The Guardian reports that the leaked files provide substance to Snowden’s claims that while working as an NSA contractor he “could “wiretap anyone, from you or your accountant, to a federal judge or even the president, if I had a personal email”.
He made those claims in a video interview in early June soon after he outed himself as the source of leaks about the NSA’s secret surveillance programmes.
Analysts can combine XKeyscore with data from other NSA systems to obtain “real-time” interception of a target’s internet activity, said the paper.
“XKeyscore provides the technological capability, if not the legal authority, to target even US persons for extensive electronic surveillance without a warrant,” said The Guardian‘s Glenn Greenwald.
They don’t even need to know who you are to track you down
According to the slides, spooks can query the system by name, telephone number, IP address and keywords as well as email address. Just searching by email address alone will not give a target’s full range of activities on the net, but a range of carefully selected queries are needed to prevent analysts being swamped with an unmanageable dump of information to sort through.
Spooks are advised to use metadata also stored in XKeyscore in order to narrow down their queries. Queries can be mixed and matched in order to try to pin down a group of suspects without even knowing targeting information, such as email addresses.
One example cited in the training document says that XKeyscore can be used to search for someone whose language is out of place in a region, or who is using encryption and “searching the web for suspicious stuff”. Another example states that XKeyscore is the only system that allows analysts to directly target traffic from “VPN startups in country X” to “give me the data so I can decrypt and discover the users”.
“No other system performs this on raw unselected bulk traffic,” the 2008 vintage training manual (marked “Top Secret” and apparently shared only with the NSA’s peers in the UK, Australia, Canada and New Zealand) explains.
XKeyscore also provides a means to index exploitable computers in a specified country, as well as a way of obtaining the email address of persons of interest using Google Earth.
One leaked document describes how the program “searches within bodies of emails, webpages and documents”, including the “To, From, CC, BCC lines” and the ‘Contact Us’ pages on websites”. XKeyscore also also allows analysts to pull together logs of the IP addresses of visitors to specified websites.

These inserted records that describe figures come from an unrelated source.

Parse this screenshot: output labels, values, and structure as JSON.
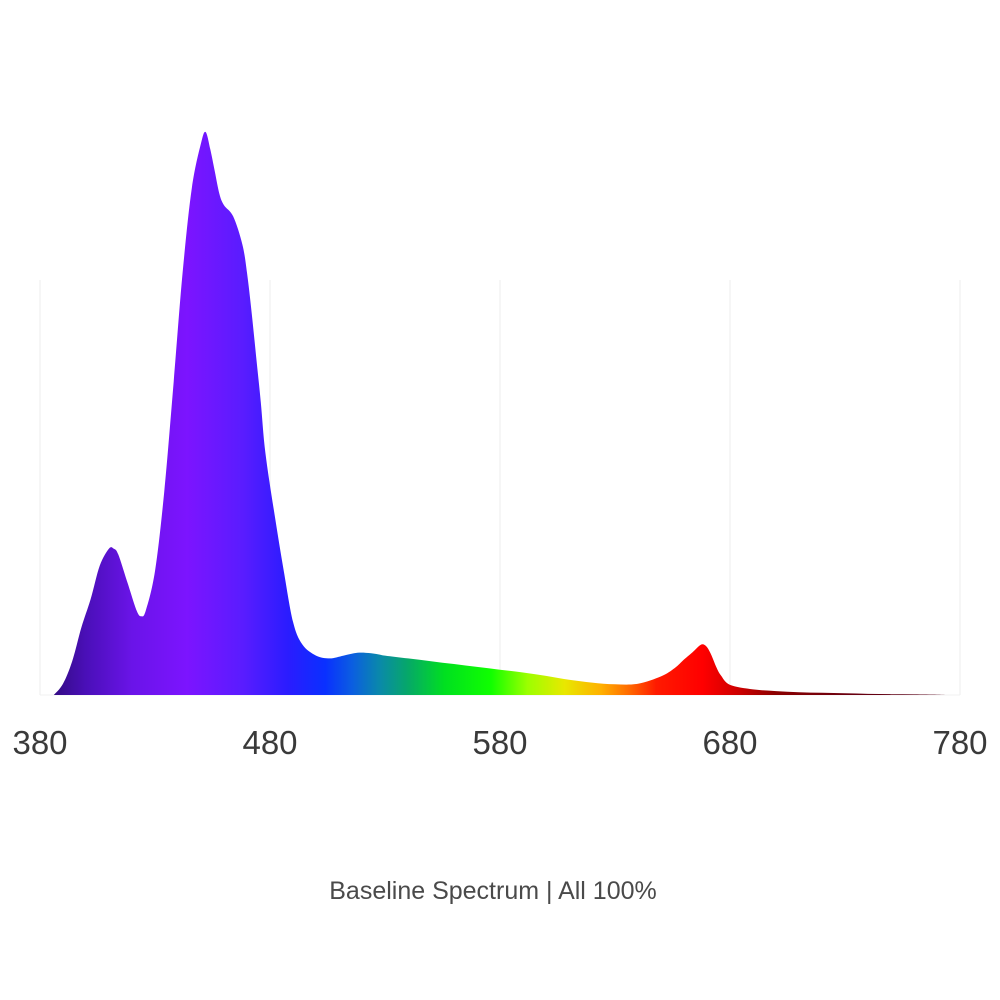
{
  "chart_data": {
    "type": "area",
    "title": "Baseline Spectrum  | All 100%",
    "xlabel": "",
    "ylabel": "",
    "xlim": [
      380,
      780
    ],
    "ylim": [
      0,
      1
    ],
    "x_ticks": [
      380,
      480,
      580,
      680,
      780
    ],
    "x_tick_labels": [
      "380",
      "480",
      "580",
      "680",
      "780"
    ],
    "grid": "vertical lines at ticks",
    "fill": "visible-spectrum color gradient",
    "series": [
      {
        "x": [
          386,
          390,
          394,
          398,
          402,
          406,
          410,
          412,
          414,
          418,
          422,
          424,
          426,
          430,
          434,
          438,
          442,
          446,
          450,
          452,
          454,
          456,
          458,
          460,
          464,
          468,
          470,
          472,
          474,
          476,
          478,
          482,
          486,
          490,
          494,
          500,
          506,
          512,
          518,
          524,
          530,
          540,
          550,
          560,
          570,
          580,
          590,
          600,
          610,
          620,
          630,
          640,
          650,
          656,
          660,
          664,
          666,
          668,
          670,
          672,
          674,
          676,
          680,
          690,
          700,
          710,
          720,
          730,
          740,
          750,
          760,
          770,
          776
        ],
        "y": [
          0.0,
          0.02,
          0.06,
          0.12,
          0.17,
          0.23,
          0.26,
          0.26,
          0.25,
          0.2,
          0.15,
          0.14,
          0.15,
          0.22,
          0.36,
          0.55,
          0.75,
          0.9,
          0.98,
          1.0,
          0.97,
          0.93,
          0.89,
          0.87,
          0.85,
          0.8,
          0.75,
          0.68,
          0.6,
          0.52,
          0.43,
          0.32,
          0.22,
          0.13,
          0.09,
          0.07,
          0.065,
          0.07,
          0.075,
          0.074,
          0.07,
          0.065,
          0.06,
          0.055,
          0.05,
          0.045,
          0.04,
          0.034,
          0.027,
          0.022,
          0.019,
          0.02,
          0.033,
          0.048,
          0.063,
          0.077,
          0.085,
          0.09,
          0.085,
          0.07,
          0.05,
          0.035,
          0.018,
          0.01,
          0.007,
          0.005,
          0.004,
          0.003,
          0.002,
          0.0015,
          0.001,
          0.0005,
          0.0
        ]
      }
    ]
  }
}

An NSA tool called DNI Presenter is used to read the content of harvested emails. The same tool enables analysts to read the content of Facebook private messages.
Content remains on the system for only three to five days, while metadata is stored for 30 days. One leaked document states: “At some sites, the amount of data we receive per day (20+ terabytes) can only be stored for as little as 24 hours.”
However, NSA systems allow flagged data on Xkeyscore to be moved onto other databases such as Pinwale, where material can be stored for for up to five years.
Despite the short shelf life of data stored on XKeyscore in one month last year, the system collected at least 41 billion total records.
NSA training manuals state that 300 terrorists have been captured using intelligence from XKeyscore before 2008, a claim that will doubtless be used to justify the program and criticise its exposure.
In a statement to The Guardian, the NSA said: “NSA’s activities are focused and specifically deployed against – and only against – legitimate foreign intelligence targets in response to requirements that our leaders need for information necessary to protect our nation and its interests.